In efforts to speed up clinical trials, Charles Drucker, Director of Client Facing Operations and Alliance Management for Quest Diagnostics, acknowledged the benefits of new technologies, but said it is process improvements that may be the biggest difference-makers. He cited historical examples in the medical field, such as the Apgar scale in assessing a newborn baby’s health, and the decision following the Iraq and Afghanistan wars to move mobile army surgical hospitals significantly closer to those wounded and hurt. In the drug development setting, Drucker discussed how process improvement strategies have led to new approaches in patient convenience. Those include designing protocols that allow for mobile phlebotomist visits to patients’ homes or the option for patients to visit storefront laboratories to draw blood instead of making repeated trips to the investigative site. Another example of process improvement referenced by Drucker is designing trials with just one investigative site, where the site leverages patient service centers for blood collection and performs all its outreach and recruitment through social media. Qualified patients are given an all-expense-paid trip to the trial site. There, the patient learns how to give him or herself an injection, how to take a picture of the injection site with a phone, and the process of setting up visits with the study nurse. Subsequent blood draws are administered at a storefront lab near the patient’s home, and the remainder of the trial is conducted by phone, Skype, and through patient-reported outcomes (PROs) and surveys.     

Manny Lazaro, Head of Clinical Operations at Forum Pharmaceuticals, pointed to the advantages of mobile units for patient retention, particularly in developing countries where subjects more commonly live in remote areas. He noted, however, that setting up these units can be expensive, and it’s important for sponsors to build the costs into their budget during the planning stage. The speakers noted as well that not all therapeutic areas are conducive to a mobile-trial approach.

Another solution brought up the by panel to help speed up studies is expanding the level of site engagement. From a sponsor perspective, Lazaro stressed that it’s critical to not lose site of investigator relationships. To that end, establishing a field-based force of medical directors that make sure the investigators understand the science and the safety profile of the product candidate is important. Investigators need to be invested in the clinical trial process, not just handed a protocol to serve as a third-party vendor, in essence, Lazaro said.
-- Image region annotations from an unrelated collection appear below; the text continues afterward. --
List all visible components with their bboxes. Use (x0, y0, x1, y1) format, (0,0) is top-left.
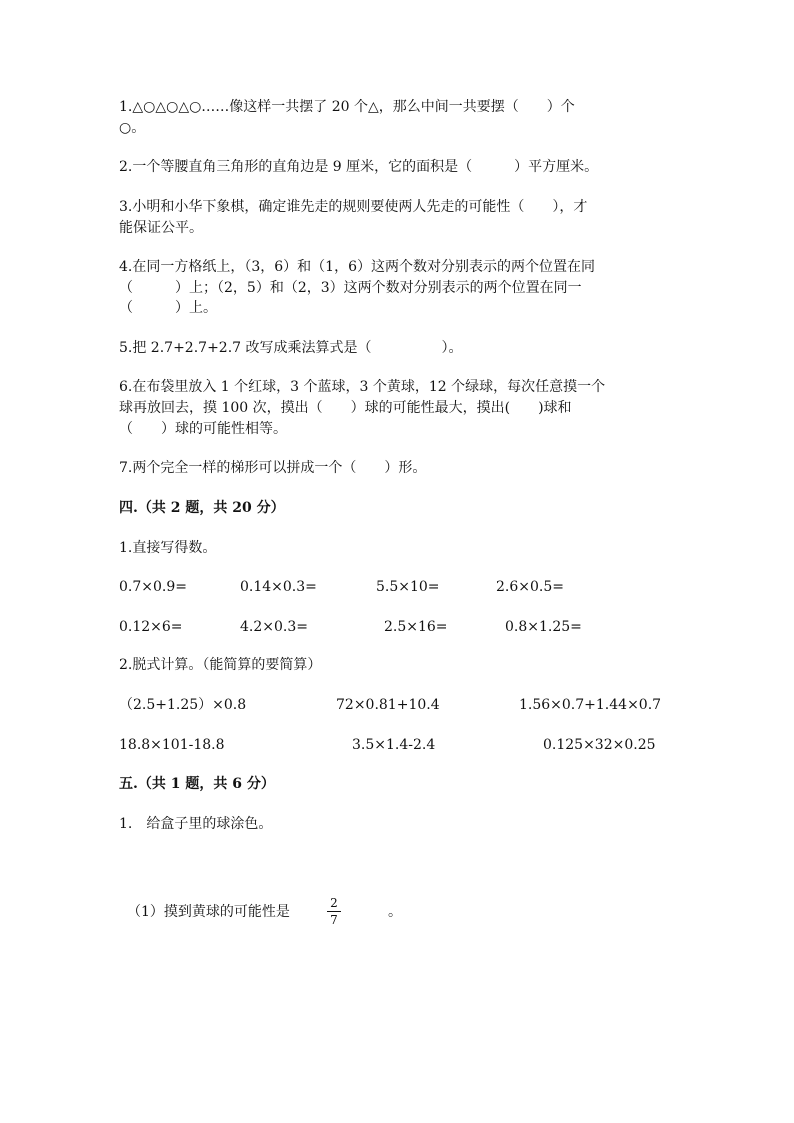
question-3-line-1: 3.小明和小华下象棋，确定谁先走的规则要使两人先走的可能性（ ），才 (119, 199, 588, 215)
expression-item: 3.5×1.4-2.4 (352, 737, 436, 753)
section-4-q2-title: 2.脱式计算。（能简算的要简算） (119, 657, 322, 673)
question-3-line-2: 能保证公平。 (119, 220, 203, 236)
question-4-line-3: （ ）上。 (119, 300, 217, 316)
question-4-line-2: （ ）上；（2，5）和（2，3）这两个数对分别表示的两个位置在同一 (119, 280, 582, 296)
question-4-line-1: 4.在同一方格纸上，（3，6）和（1，6）这两个数对分别表示的两个位置在同 (119, 259, 595, 275)
subquestion-1-text: （1）摸到黄球的可能性是 (127, 904, 290, 920)
expression-item: （2.5+1.25）×0.8 (119, 697, 247, 713)
section-4-heading: 四.（共 2 题，共 20 分） (119, 500, 285, 516)
question-2-line-1: 2.一个等腰直角三角形的直角边是 9 厘米，它的面积是（ ）平方厘米。 (119, 159, 599, 175)
calc-item: 0.12×6= (119, 619, 183, 635)
section-4-q1-title: 1.直接写得数。 (119, 540, 217, 556)
calc-item: 2.6×0.5= (496, 579, 564, 595)
expression-item: 72×0.81+10.4 (336, 697, 440, 713)
question-6-line-2: 球再放回去，摸 100 次，摸出（ ）球的可能性最大，摸出( )球和 (119, 400, 572, 416)
calc-item: 0.14×0.3= (240, 579, 317, 595)
expression-item: 1.56×0.7+1.44×0.7 (519, 697, 662, 713)
calc-item: 2.5×16= (384, 619, 448, 635)
expression-item: 18.8×101-18.8 (119, 737, 225, 753)
section-5-heading: 五.（共 1 题，共 6 分） (119, 776, 275, 792)
subquestion-1-end: 。 (388, 904, 402, 920)
probability-fraction (327, 896, 341, 927)
question-1-line-1: 1.△○△○△○……像这样一共摆了 20 个△，那么中间一共要摆（ ）个 (119, 99, 575, 115)
question-5-line-1: 5.把 2.7+2.7+2.7 改写成乘法算式是（ ）。 (119, 340, 463, 356)
calc-item: 5.5×10= (376, 579, 440, 595)
question-1-line-2: ○。 (119, 120, 146, 136)
fraction-numerator: 2 (327, 896, 341, 912)
calc-item: 4.2×0.3= (240, 619, 308, 635)
expression-item: 0.125×32×0.25 (543, 737, 656, 753)
calc-item: 0.7×0.9= (119, 579, 187, 595)
fraction-denominator: 7 (330, 913, 338, 927)
calc-item: 0.8×1.25= (505, 619, 582, 635)
section-5-q1-title: 1. 给盒子里的球涂色。 (119, 816, 273, 832)
question-6-line-3: （ ）球的可能性相等。 (119, 421, 287, 437)
question-6-line-1: 6.在布袋里放入 1 个红球，3 个蓝球，3 个黄球，12 个绿球，每次任意摸一个 (119, 379, 606, 395)
question-7-line-1: 7.两个完全一样的梯形可以拼成一个（ ）形。 (119, 460, 427, 476)
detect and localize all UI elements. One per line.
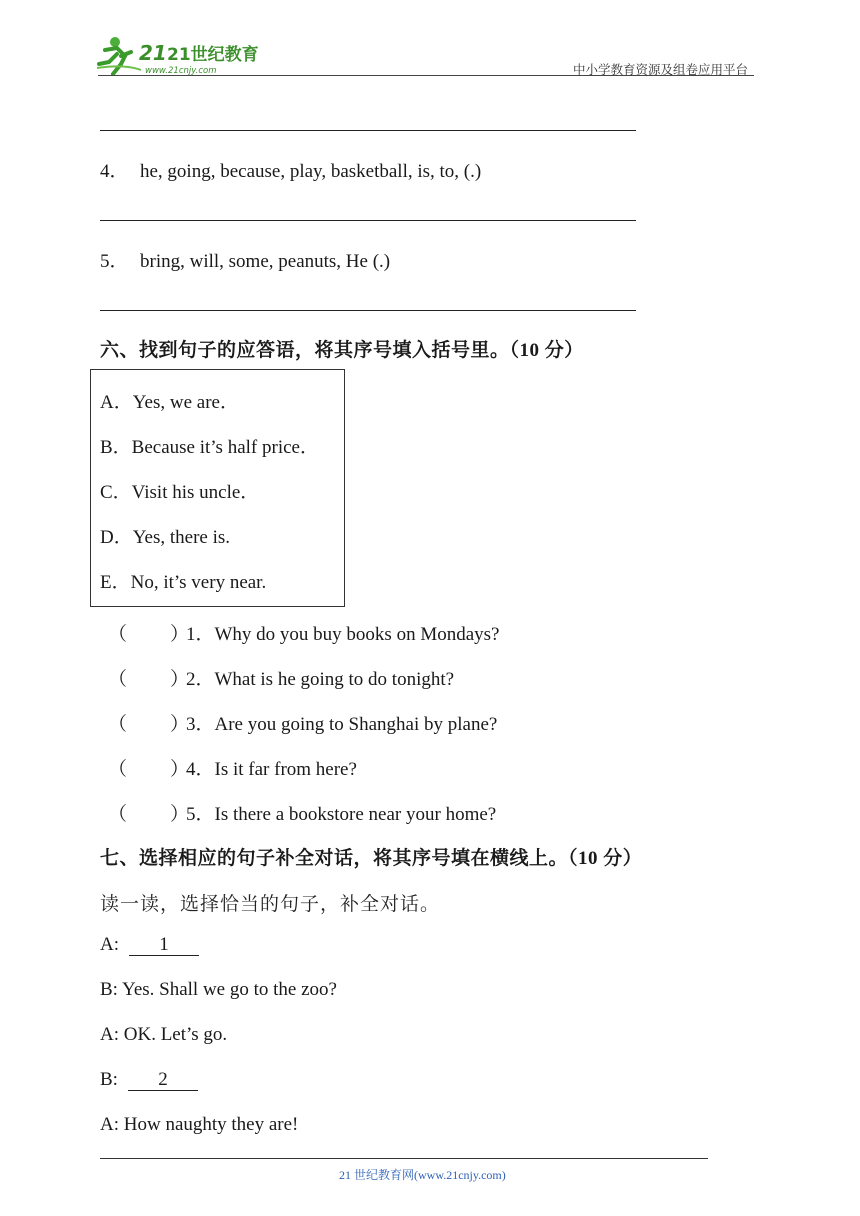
question-text: 2．What is he going to do tonight? (186, 669, 455, 690)
site-logo (95, 34, 260, 78)
bracket-question-4 (108, 754, 357, 781)
bracket-question-5 (108, 799, 496, 826)
answer-line (100, 220, 636, 221)
answer-bracket-open[interactable]: （ (108, 669, 128, 690)
question-text: 5．Is there a bookstore near your home? (186, 804, 497, 825)
answer-bracket-close: ） (170, 669, 190, 690)
answer-line (100, 130, 636, 131)
speaker: A: (100, 1024, 119, 1045)
dialogue-blank[interactable]: 1 (129, 935, 199, 956)
bracket-question-3 (108, 709, 497, 736)
option-d: D．Yes, there is. (100, 527, 231, 548)
section-7-title (100, 843, 642, 870)
bracket-question-2 (108, 664, 454, 691)
question-text: he, going, because, play, basketball, is, to, (.) (140, 161, 482, 182)
dialogue-line-2 (100, 979, 337, 1001)
question-text: 1．Why do you buy books on Mondays? (186, 624, 500, 645)
header-tagline: 中小学教育资源及组卷应用平台 (573, 62, 749, 77)
answer-bracket-close: ） (170, 714, 190, 735)
section-title-text: 七、选择相应的句子补全对话，将其序号填在横线上。（ (100, 847, 579, 869)
svg-text:21: 21 (139, 41, 167, 65)
header-divider (98, 75, 754, 76)
dialogue-line-1 (100, 934, 199, 956)
answer-bracket-close: ） (170, 804, 190, 825)
answer-line (100, 310, 636, 311)
dialogue-text: OK. Let’s go. (123, 1024, 228, 1045)
logo-url: www.21cnjy.com (145, 66, 217, 76)
reorder-question-4 (100, 156, 481, 183)
speaker: B: (100, 979, 118, 1000)
dialogue-blank[interactable]: 2 (128, 1070, 198, 1091)
dialogue-text: How naughty they are! (123, 1114, 299, 1135)
option-b: B．Because it’s half price． (100, 437, 319, 458)
question-text: 4．Is it far from here? (186, 759, 357, 780)
question-text: bring, will, some, peanuts, He (.) (140, 251, 391, 272)
question-number: 5． (100, 251, 129, 272)
speaker: A: (100, 934, 119, 955)
question-text: 3．Are you going to Shanghai by plane? (186, 714, 498, 735)
section-score: 10 分 (519, 340, 565, 361)
answer-bracket-open[interactable]: （ (108, 804, 128, 825)
option-c: C．Visit his uncle． (100, 482, 260, 503)
runner-logo-icon (95, 34, 260, 78)
footer-text[interactable]: 21 世纪教育网(www.21cnjy.com) (339, 1168, 506, 1182)
option-e: E．No, it’s very near. (100, 572, 267, 593)
question-number: 4． (100, 161, 129, 182)
section-title-close: ） (564, 339, 584, 361)
answer-bracket-open[interactable]: （ (108, 624, 128, 645)
speaker: B: (100, 1069, 118, 1090)
section-score: 10 分 (578, 848, 623, 869)
option-a: A．Yes, we are． (100, 392, 239, 413)
dialogue-line-5 (100, 1114, 298, 1136)
footer-divider (100, 1158, 708, 1159)
answer-bracket-open[interactable]: （ (108, 714, 128, 735)
section-6-title (100, 335, 584, 362)
section-title-text: 六、找到句子的应答语，将其序号填入括号里。（ (100, 339, 520, 361)
answer-bracket-open[interactable]: （ (108, 759, 128, 780)
logo-text: 21世纪教育 (167, 45, 259, 65)
dialogue-line-4 (100, 1069, 198, 1091)
bracket-question-1 (108, 619, 499, 646)
speaker: A: (100, 1114, 119, 1135)
answer-bracket-close: ） (170, 759, 190, 780)
section-title-close: ） (622, 847, 643, 869)
dialogue-text: Yes. Shall we go to the zoo? (122, 979, 337, 1000)
answer-bracket-close: ） (170, 624, 190, 645)
reorder-question-5 (100, 246, 390, 273)
section-7-instruction: 读一读，选择恰当的句子，补全对话。 (100, 893, 441, 915)
dialogue-line-3 (100, 1024, 227, 1046)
Other components of increased site engagement include site visits, booster visits, focus groups, and “rejuvenation meetings,” where sites and sponsors/CROs can get together to discuss any problems and each site can leave with an action plan in place. The speakers indicated that such avenues as leveraging local medical science liaisons and key opinion leaders and having a sponsor’s medical director tour sites has resulted in an upsurge in patient recruitment for their trials.

Terri Roberson, Senior Director, Humira and Immunology, Clinical Program Development at AbbVie, noted that while the industry has yet to find the smoking gun to truly speed up clinical trials, developing innovative and aggressive strategies in study start-up have paid dividends. She discussed her company’s recent experiment in site activation, where it was able to set up 40 sites in 40 days for a global trial that already included 80 existing sites. She attributed the results to several factors, including starting out with a mass outreach effort for investigators, empowering clinical research associates and monitors, conducting all the feasibility assessments by phone, issuing no-negotiated contracts, using ePRO devices, requiring that sites have a central institutional review board (IRB), qualifying each site during one visit, and providing a 24/7 hotline for the sites. Roberson said the 40 sites activated in the pilot program ended up enrolling patients 100% faster than the existing trial sites had.